LA NOTION DE PRIME TIME BOULEVERSÉE PAR LA CONSOMMATION DE VIDÉOS EN LIGNE

Depuis le développement des offres de vidéos à la demande sur internet, les habitudes des consommateurs américains de contenus audiovisuels ont évolué, bouleversant du même coup, la notion de prime time.

Dans le cadre d’un service de télévision classique, le prime time, appelé aussi période de grande écoute, est une plage horaire s’étalant de 20 heures à 23 heures, durant laquelle les chaînes enregistrent leurs plus fortes audiences en nombre de téléspectateurs. Les éditeurs de programmes profitent de cette période pour diffuser leurs émissions les plus populaires (journaux télévisés, séries ou films à succés, etc.), créant, par là même, une vitrine publicitaire de premier choix pour les annonceurs. Ces derniers sont ainsi prêts à investir des sommes colossales pour promouvoir leurs produits et services lors des prime times.

Or, à l’heure actuelle, la consommation de vidéos à la demande sur internet ne cesse de croître et rend la notion de pic d’audience moins stable, du fait de la non simultanéité des visionnages de contenus en streaming ou de leur téléchargement. Toutefois, il est possible de comptabiliser le nombre de ces téléchargements ou visionnages sur la toile. Ainsi, aux Etats-Unis, le service de diffusion en direct de contenus multimédias sur internet de la société Verizon Wireless, enregistre-t-il un pic d’audience aux heures des sorties de bureau, c’est-à-dire, entre 16 heures et 19 heures. Le service de vidéos à la demande de Time Warner, quand à lui, fonctionne à plein régime de 20 heures à 1 heure du matin. Google Video estime que c’est lors de la pause déjeuner de midi que les demandes de visionnage en streaming sont les plus élevées. Concernant le téléchargement de vidéos à la demande, la période du prime time s’avère impossible à définir, puisque le visionnage du contenu téléchargé peut être reportée à n’importe quel moment choisi par le consommateur.

Ces bouleversements dans la manière de consommer des contenus audiovisuels vont avoir des répercussions sur les émissions proposées à la télévision, leurs horaires de diffusions et, bien évidemment, sur le prix des espaces publicitaires. La chaîne de télévision américaine NBC a, par exemple, décidé de ne diffuser en première partie de soirée, que des programmes peu chers à produire ou à acheter, dans le but d’investir plus efficacement dans la vidéo à la demande. Cela aura pour conséquence, d’une part, la baisse du prix des annonces publicitaires durant le prime time classique et, d’autre part, d’amener les chaînes de télévision à privilégier la diffusion de leurs programmes sur internet à toute heure de la journée. Déjà, la diffusion de séries ou d’émissions de télé-réalité sur le net attire de nombreux internautes, comme c’est le cas avec l’émission Gold Rush sur AOL qui parvient à réunir 7 millions de personnes, en pleine journée pour la plupart. Certains parlent même de la disparition future de la notion de prime time en raison de l’homogénisation des audiences tout au long de la journée.
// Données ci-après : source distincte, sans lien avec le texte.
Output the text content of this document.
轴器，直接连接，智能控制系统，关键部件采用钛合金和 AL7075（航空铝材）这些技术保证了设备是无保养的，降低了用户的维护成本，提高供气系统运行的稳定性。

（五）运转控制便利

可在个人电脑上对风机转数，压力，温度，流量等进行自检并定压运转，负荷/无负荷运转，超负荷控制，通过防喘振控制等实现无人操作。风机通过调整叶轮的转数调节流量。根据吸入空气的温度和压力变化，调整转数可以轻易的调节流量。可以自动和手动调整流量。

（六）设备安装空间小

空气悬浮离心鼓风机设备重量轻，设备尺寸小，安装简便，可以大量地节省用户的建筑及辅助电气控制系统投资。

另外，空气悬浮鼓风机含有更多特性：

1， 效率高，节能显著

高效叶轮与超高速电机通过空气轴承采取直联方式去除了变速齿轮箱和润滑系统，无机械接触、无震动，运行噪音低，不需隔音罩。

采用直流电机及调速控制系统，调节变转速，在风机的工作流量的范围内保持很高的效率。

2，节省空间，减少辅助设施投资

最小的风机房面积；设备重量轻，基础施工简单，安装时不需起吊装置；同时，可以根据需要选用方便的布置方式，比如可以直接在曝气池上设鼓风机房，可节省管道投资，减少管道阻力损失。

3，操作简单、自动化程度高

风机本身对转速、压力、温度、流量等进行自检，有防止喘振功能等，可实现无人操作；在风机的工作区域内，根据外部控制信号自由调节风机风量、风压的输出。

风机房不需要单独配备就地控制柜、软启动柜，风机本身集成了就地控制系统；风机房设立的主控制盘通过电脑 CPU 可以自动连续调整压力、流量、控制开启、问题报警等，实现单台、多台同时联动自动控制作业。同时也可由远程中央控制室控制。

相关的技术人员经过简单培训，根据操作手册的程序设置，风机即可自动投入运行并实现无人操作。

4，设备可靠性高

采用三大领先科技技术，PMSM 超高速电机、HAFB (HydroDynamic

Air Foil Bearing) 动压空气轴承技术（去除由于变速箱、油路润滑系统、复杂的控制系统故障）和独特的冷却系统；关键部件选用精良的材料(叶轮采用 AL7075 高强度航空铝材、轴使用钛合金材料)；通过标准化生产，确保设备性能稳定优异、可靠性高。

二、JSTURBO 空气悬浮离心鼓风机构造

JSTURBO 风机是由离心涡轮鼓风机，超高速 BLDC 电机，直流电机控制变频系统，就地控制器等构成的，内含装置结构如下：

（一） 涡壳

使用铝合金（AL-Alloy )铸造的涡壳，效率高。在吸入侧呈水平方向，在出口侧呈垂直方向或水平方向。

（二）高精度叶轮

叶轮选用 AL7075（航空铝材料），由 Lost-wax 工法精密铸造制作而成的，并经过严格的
Toutes les chaînes ne sont pas du même avis. Certaines, comme CBS, souhaitent continuer à privilégier la période classique du prime time pour y diffuser des programmes à succés tout en développant en parallèle une diffusion de ces mêmes programmes sur internet. Cela rejoint la position de Mike Bloxham, du centre d’étude sur les médias de la Ball State University, selon laquelle « le prime time n’est pas en train de disparaître, il évolue ». D’autres chaînes estiment, en revanche, que l’existence de pics d’audiences sur le net n’aura aucune conséquence sur la notion classique de prime time. En effet, le recul des audiences réalisées par les émissions diffusées entre 20 heures et 23 heures reste minime, puisque les publicités durant cette période représentent tout de même plus de 7 milliards d’euros en tout.

Les avis divergent concernant le bouleversement de la période de grande écoute par la consommation de vidéos à la demande. Il semblerait qu’à l’heure actuelle, il soit encore trop tôt pour envisager toutes les conséquences de ce nouveau mode de consommation sur la notion de prime time. D’ici un an, les chaînes de télévision auront collecté assez de statistiques pour choisir leur camp et définir leur statégie pour contrer ou profiter de la vidéo à la demande.
Source : Newsweek, traduit dans Courrier International, édition du 9 au 15 novembre 2006.